MPs root for review of e-ticketing deal between Equity and council
Posted Monday, July 16 2012 at 21:35
The 10-year contract between Narok County Council and Equity Bank for electronic ticketing at the Maasai Mara Game Reserve is likely to be renegotiated in April next year.
The Local Authorities Committee of Parliament has recommended that the issue of park fees collection be sorted out by the new county government to protect the council from revenue losses.
The team, chaired by Kinangop MP David Ngugi, said the council should enter into a new agreement with the bank once the two-year window for review expires in April. The deal allows the bank to charge commissions on the annual park collection fees.
Auditor-General Richard Ouko, in a special audit, recommended that the contract be reviewed to ensure that the bank charges the council a commission for collections, without setting a thresholds.

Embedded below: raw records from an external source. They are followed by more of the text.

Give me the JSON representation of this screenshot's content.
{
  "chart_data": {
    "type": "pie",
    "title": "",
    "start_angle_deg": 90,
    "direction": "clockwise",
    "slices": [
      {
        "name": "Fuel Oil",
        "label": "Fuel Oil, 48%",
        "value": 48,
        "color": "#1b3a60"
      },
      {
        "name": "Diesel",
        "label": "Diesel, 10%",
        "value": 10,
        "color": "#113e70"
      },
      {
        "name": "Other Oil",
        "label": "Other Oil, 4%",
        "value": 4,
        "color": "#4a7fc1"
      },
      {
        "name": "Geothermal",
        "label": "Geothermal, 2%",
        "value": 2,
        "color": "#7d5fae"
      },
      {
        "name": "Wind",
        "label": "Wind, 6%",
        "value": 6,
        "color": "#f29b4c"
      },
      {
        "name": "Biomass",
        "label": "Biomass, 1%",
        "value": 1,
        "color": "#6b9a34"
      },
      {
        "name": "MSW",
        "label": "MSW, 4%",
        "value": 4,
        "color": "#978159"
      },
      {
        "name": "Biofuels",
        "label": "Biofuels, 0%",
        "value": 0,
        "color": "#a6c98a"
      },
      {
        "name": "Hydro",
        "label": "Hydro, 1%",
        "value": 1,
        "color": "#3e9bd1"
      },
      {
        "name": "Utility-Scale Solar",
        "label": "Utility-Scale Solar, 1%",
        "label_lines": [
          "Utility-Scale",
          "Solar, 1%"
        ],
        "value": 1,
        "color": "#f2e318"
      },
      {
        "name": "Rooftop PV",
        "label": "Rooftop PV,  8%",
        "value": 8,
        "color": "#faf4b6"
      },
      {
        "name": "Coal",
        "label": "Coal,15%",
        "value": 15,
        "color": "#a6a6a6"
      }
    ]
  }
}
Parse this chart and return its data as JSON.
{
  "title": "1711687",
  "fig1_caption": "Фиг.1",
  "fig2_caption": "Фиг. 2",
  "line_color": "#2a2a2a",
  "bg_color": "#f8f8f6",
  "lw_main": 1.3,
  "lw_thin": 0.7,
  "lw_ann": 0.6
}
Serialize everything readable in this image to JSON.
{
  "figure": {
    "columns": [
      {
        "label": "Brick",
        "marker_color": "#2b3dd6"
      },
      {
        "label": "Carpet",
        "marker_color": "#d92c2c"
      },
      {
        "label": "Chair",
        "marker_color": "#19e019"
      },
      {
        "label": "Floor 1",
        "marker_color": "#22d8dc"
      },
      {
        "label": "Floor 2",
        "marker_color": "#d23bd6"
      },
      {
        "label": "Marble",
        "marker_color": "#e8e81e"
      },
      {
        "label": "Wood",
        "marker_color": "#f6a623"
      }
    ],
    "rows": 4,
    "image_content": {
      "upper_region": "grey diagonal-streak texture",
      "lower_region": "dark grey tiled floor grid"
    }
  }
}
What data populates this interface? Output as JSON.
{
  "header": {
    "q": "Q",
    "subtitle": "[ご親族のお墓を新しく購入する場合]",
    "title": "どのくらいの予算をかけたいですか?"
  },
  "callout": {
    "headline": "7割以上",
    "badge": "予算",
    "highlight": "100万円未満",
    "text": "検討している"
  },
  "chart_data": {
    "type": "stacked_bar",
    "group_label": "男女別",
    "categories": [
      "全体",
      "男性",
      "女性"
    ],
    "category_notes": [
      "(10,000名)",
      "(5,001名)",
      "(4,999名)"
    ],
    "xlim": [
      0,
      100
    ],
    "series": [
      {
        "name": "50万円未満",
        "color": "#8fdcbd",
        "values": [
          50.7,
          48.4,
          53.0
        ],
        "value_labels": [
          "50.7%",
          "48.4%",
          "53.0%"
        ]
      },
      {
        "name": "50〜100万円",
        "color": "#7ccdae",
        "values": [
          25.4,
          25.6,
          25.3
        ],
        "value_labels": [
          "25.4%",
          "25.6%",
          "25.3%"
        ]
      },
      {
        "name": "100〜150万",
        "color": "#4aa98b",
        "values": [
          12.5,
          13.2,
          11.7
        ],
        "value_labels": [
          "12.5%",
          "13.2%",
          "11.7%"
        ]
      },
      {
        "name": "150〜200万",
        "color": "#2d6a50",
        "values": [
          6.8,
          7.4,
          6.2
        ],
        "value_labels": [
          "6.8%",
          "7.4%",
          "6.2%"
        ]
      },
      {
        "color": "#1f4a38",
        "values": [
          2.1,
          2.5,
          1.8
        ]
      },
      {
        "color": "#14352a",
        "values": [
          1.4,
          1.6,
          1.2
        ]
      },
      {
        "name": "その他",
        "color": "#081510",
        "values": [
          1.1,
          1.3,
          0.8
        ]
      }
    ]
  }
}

“This is a more equitable and fair basis considering other factors that may affect the flow of tourists to Maasai Mara Park such as marketing and geo-global politics, which have not been factored in the contract document,” said Mr Ouko in the audit ordered by Parliament.
An MP who did not wish to be named because the report is yet to be tabled in the House, told the Business Daily that committee members were of the view that the new county administration should enter into negotiations with the bank to get a fairer deal.
“The window that is in the contract, that a review be done after two years, will present a perfect opportunity for the new county head to renegotiate the deal,” said the MP.
The committee investigated the automation of the game reserve after Narok South MP Nkoidila ole Lankas questioned Equity’s involvement in the collection of council revenues.
Mr Lankas has insisted that the bank was only required to install and commission the e-ticketing system.
After a forensic audit on the deal, Mr Ouko returned a verdict that the bank did not disclose, in its financial proposals for the automation of Maasai Mara, information on the commission to be charged and the duration of the contract.
“The period was not included in the financial proposals but was introduced midstream. This has far-reaching financial implications on the council,” Mr Ouko said.
However, he added that procurement procedures were followed, and that the system helped to improve revenue collection because the council had collected Sh186 million more in the nine months to March than it did in the previous 12 months.
Equity signed the deal with the council to offer a 10-year contract based on revenue collection through a smart card system.
The fee was to be seven per cent for the first four years, reducing to six per cent for the next three years and five per cent for the last three.